The off-and-on snow we’ve been having lately reminded me of something that happened to me four years ago.
I was driving up my road on a weeknight, around 7 in the evening, and I noticed that the SUV in front of me had stopped. There was a man in the middle of the road; he was crouched down, as if he were looking for something he’d dropped. The driver of the SUV had opened his door, shut it quickly, and drove off.
I drove a bit closer, turned off my ignition, but kept my headlights on.
As I got within a few feet of the guy, to see what I could do to help, I suddenly realized who it was.
It was That Guy.
I imagine a lot of neighborhoods have someone like That Guy. Here’s what our Guy is like:
He lives in a cute but rundown Craftsman-style house. There’s an elderly man who lives in the house with him. It’s unclear whether the older man is the father of the younger, or if they’re just friends. It’s also unclear how old That Guy is, or even what ethnicity he is, because years of alcohol abuse have left him with the perpetual yellowish tan of a liver that can no longer do all of its job, and because those years have also left him with an inability to walk in a straight line, or to keep his head from trembling, sober or not.
I don’t know how the two men can afford to live in that house, because they are some of the most conscientious alcoholics I’ve ever had the opportunity to meet. Every morning, around the time I commute to work, they walk to the bus stop; by the time I return home in the evening, I see them ambling crookedly up our hill, considerably more tipsy than they were at eight in the morning, stopping every once in a while to catch their breath.
I’m not sure whether That Guy had stopped to catch his breath that night, or if he’d had a bit more to drink than he usually does. But there he was, in the middle of the road, drunk, in and out of consciousness, unable to move.
I talked to him for a bit, simultaneously trying to keep him awake and wondering how I was going to drag him to my car and — more importantly — lift him into the car.
A lady coming in the other direction saw me and stopped.
She got out of the car and started walking towards us. For a few seconds, I thought I could induce her to drag him to my car with me, because That Guy was heavy for someone who seemed pretty skinny looking every time I saw him stumbling up the road.
“He’s drunk,” she said, the scorn directed as equally at me as it was at him. I’m not sure if she thought I couldn’t smell alcohol on a guy I was holding by the armpits, or if she thought I’d poured him full of liquor and was just finishing up my nefarious plot to leave him in the middle of the road.
I mumbled something about trying to get him out of the road so that he wouldn’t get hit and die. She obviously wasn’t keen on that plan, so she walked back to her car.

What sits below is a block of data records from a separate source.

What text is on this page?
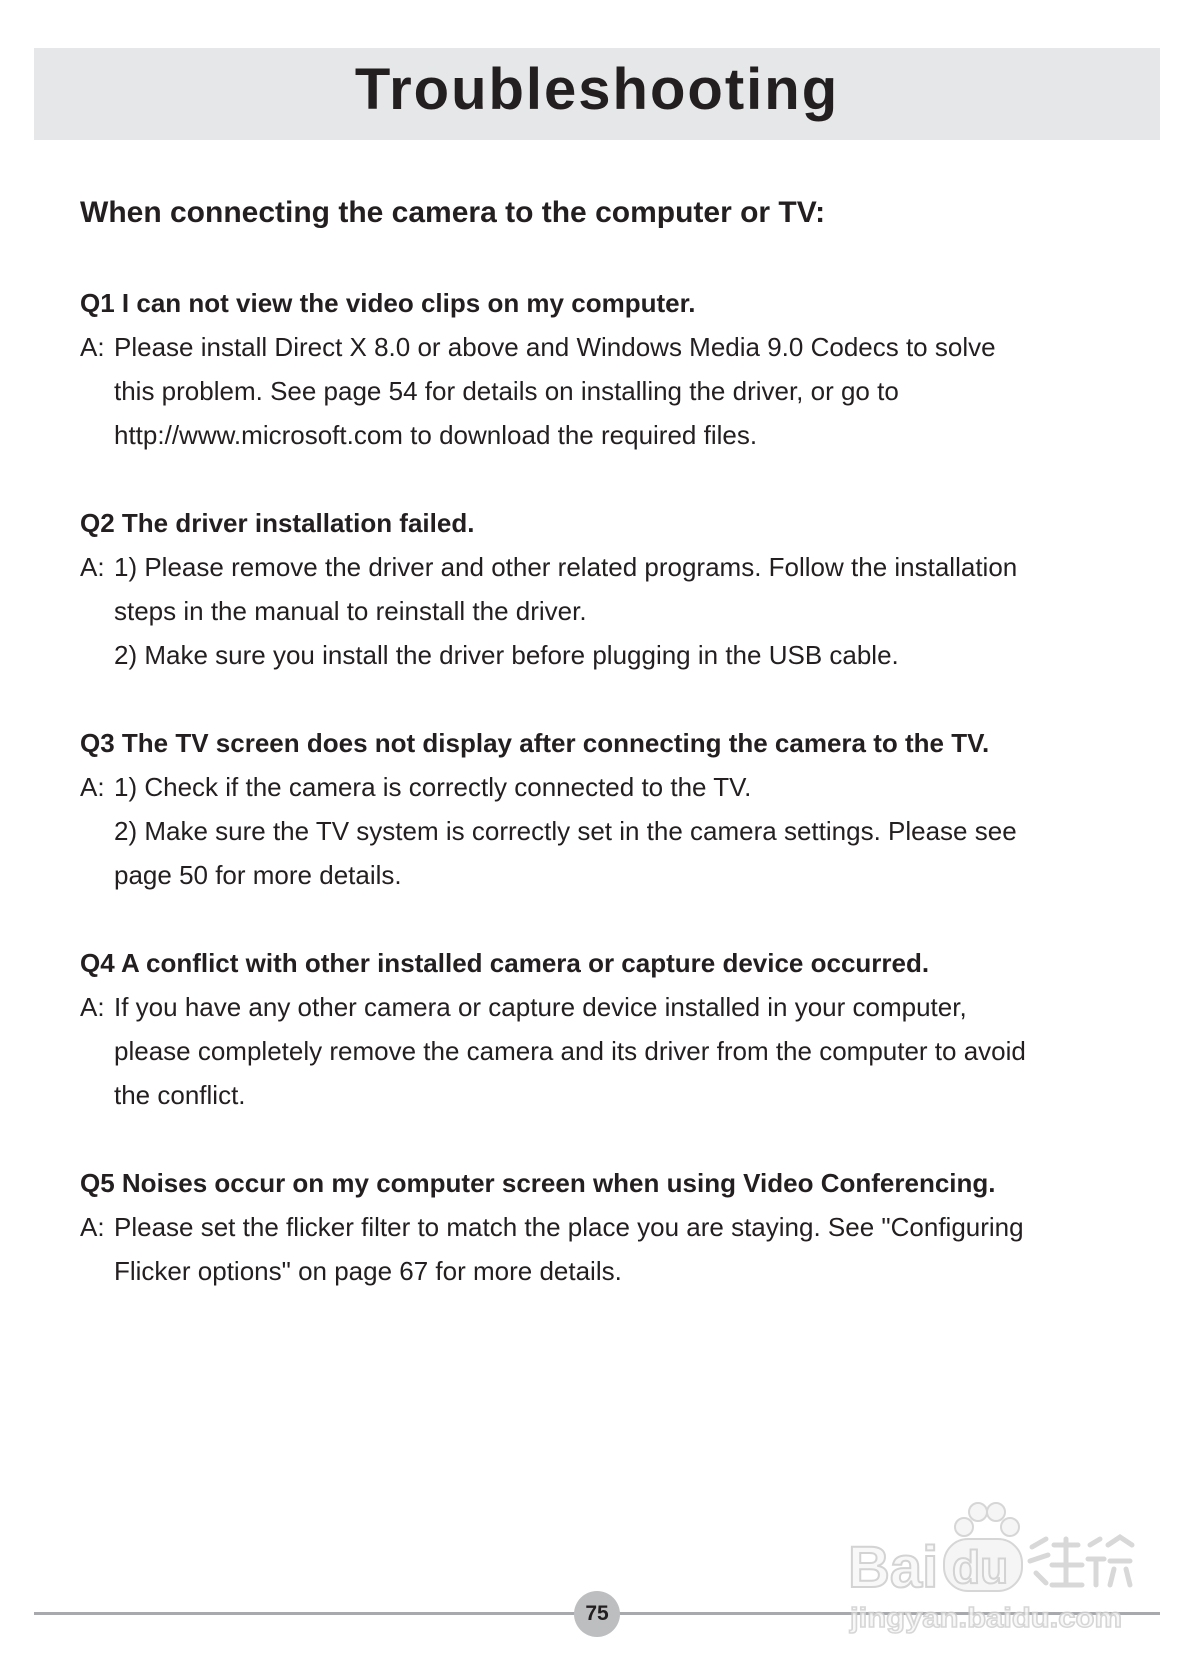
Troubleshooting
When connecting the camera to the computer or TV:
Q1 I can not view the video clips on my computer.
A: Please install Direct X 8.0 or above and Windows Media 9.0 Codecs to solve
this problem. See page 54 for details on installing the driver, or go to
http://www.microsoft.com to download the required files.
Q2 The driver installation failed.
A: 1) Please remove the driver and other related programs. Follow the installation
steps in the manual to reinstall the driver.
2) Make sure you install the driver before plugging in the USB cable.
Q3 The TV screen does not display after connecting the camera to the TV.
A: 1) Check if the camera is correctly connected to the TV.
2) Make sure the TV system is correctly set in the camera settings. Please see
page 50 for more details.
Q4 A conflict with other installed camera or capture device occurred.
A: If you have any other camera or capture device installed in your computer,
please completely remove the camera and its driver from the computer to avoid
the conflict.
Q5 Noises occur on my computer screen when using Video Conferencing.
A: Please set the flicker filter to match the place you are staying. See "Configuring
Flicker options" on page 67 for more details.
75
Bai du
jingyan.baidu.com
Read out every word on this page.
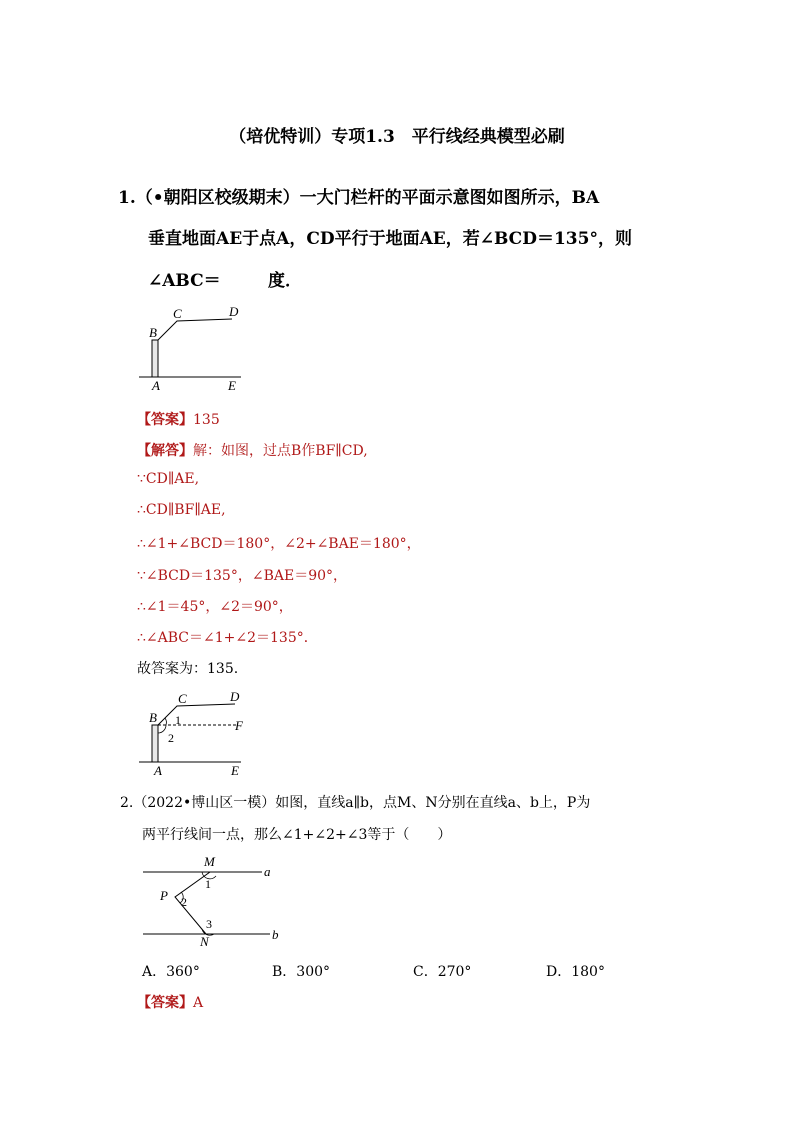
（培优特训）专项1.3　平行线经典模型必刷
1.（•朝阳区校级期末）一大门栏杆的平面示意图如图所示，BA
垂直地面AE于点A，CD平行于地面AE，若∠BCD＝135°，则
∠ABC＝	度．
B
C	D
A	E
【答案】135
【解答】解：如图，过点B作BF∥CD,
∵CD∥AE,
∴CD∥BF∥AE,
∴∠1+∠BCD＝180°，∠2+∠BAE＝180°，
∵∠BCD＝135°，∠BAE＝90°，
∴∠1＝45°，∠2＝90°，
∴∠ABC＝∠1+∠2＝135°．
故答案为：135.
C	D
B 1	F
2
A	E
2.（2022•博山区一模）如图，直线a∥b，点M、N分别在直线a、b上，P为
两平行线间一点，那么∠1+∠2+∠3等于（　　）
M
a
1
P 2
3
N	b
A．360°	B．300°	C．270°	D．180°
【答案】A
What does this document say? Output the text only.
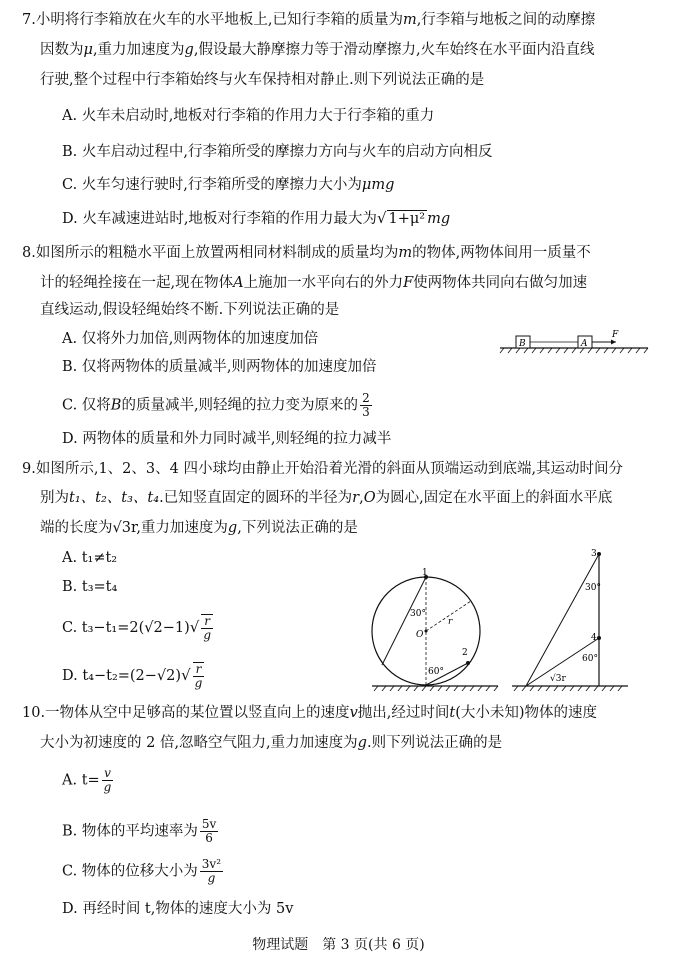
7.小明将行李箱放在火车的水平地板上,已知行李箱的质量为m,行李箱与地板之间的动摩擦
因数为μ,重力加速度为g,假设最大静摩擦力等于滑动摩擦力,火车始终在水平面内沿直线
行驶,整个过程中行李箱始终与火车保持相对静止.则下列说法正确的是
A. 火车未启动时,地板对行李箱的作用力大于行李箱的重力
B. 火车启动过程中,行李箱所受的摩擦力方向与火车的启动方向相反
C. 火车匀速行驶时,行李箱所受的摩擦力大小为μmg
D. 火车减速进站时,地板对行李箱的作用力最大为√ 1+μ² mg
8.如图所示的粗糙水平面上放置两相同材料制成的质量均为m的物体,两物体间用一质量不
计的轻绳拴接在一起,现在物体A上施加一水平向右的外力F使两物体共同向右做匀加速
直线运动,假设轻绳始终不断.下列说法正确的是
A. 仅将外力加倍,则两物体的加速度加倍
B. 仅将两物体的质量减半,则两物体的加速度加倍
C. 仅将B的质量减半,则轻绳的拉力变为原来的 $\frac{2}{3}$
D. 两物体的质量和外力同时减半,则轻绳的拉力减半
B	A
F
9.如图所示,1、2、3、4 四小球均由静止开始沿着光滑的斜面从顶端运动到底端,其运动时间分
别为t₁、t₂、t₃、t₄.已知竖直固定的圆环的半径为r,O为圆心,固定在水平面上的斜面水平底
端的长度为√3r,重力加速度为g,下列说法正确的是
A. t₁≠t₂
B. t₃=t₄
C. $t_3-t_1=2(√2-1)√ \frac{r}{g}$
D. $t_4-t_2=(2-√2)√ \frac{r}{g}$
1
2
O
r
30°
60°
3
4
30°
60°
√3r
10.一物体从空中足够高的某位置以竖直向上的速度v抛出,经过时间t(大小未知)物体的速度
大小为初速度的 2 倍,忽略空气阻力,重力加速度为g.则下列说法正确的是
A. $t= \frac{v}{g}$
B. 物体的平均速率为 $\frac{5v}{6}$
C. 物体的位移大小为 $\frac{\text{3v²}}{g}$
D. 再经时间 t,物体的速度大小为 5v
物理试题　第 3 页(共 6 页)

He tried to grab the car keys out of my hand. Between that and not having anyone to help lift him into my car, I figured driving him myself wasn’t going to be an option.
So I told him I was going to drag him to the snowbank on the side of the road, and that I’d get someone to drive him home.
He made me promise not to call the cops. I promised.
I got home and waited for my husband to come home. After ten minutes, with no idea when he was going to come home, I called the police non-emergency line. I described where the Guy was located, and that he didn’t need to be arrested or brought to a shelter, just dropped off at his house a quarter mile up the road.
I don’t know how the police responded to the call, but when my husband came home a half hour later, he said he hadn’t seen That Guy by the side of the road.
I still see That Guy almost every day of the week. One day, when I was very pregnant with our second son, I saw him sprawled out in front of his house. I told my husband to walk down the street and bring him in, but, by the time he got there, someone else had already helped him. So perhaps the kindness of another stranger helped him on that night four years ago.
I didn’t have a snappy comeback for the woman who stopped to comment then, but if I saw her today, this is what I would say:
Where there’s life, there’s hope. Who am I to say that someone isn’t going to turn around tomorrow and make a real change in his life? Who am I to decide that someone’s last chance already happened? Who am I to deprive him of one more chance to get it right?
We all have our guardian angels, and That Guy likely has more than most. When I see him, I’m reminded of the second chances I’ve gotten, and how grateful indeed I should be for them.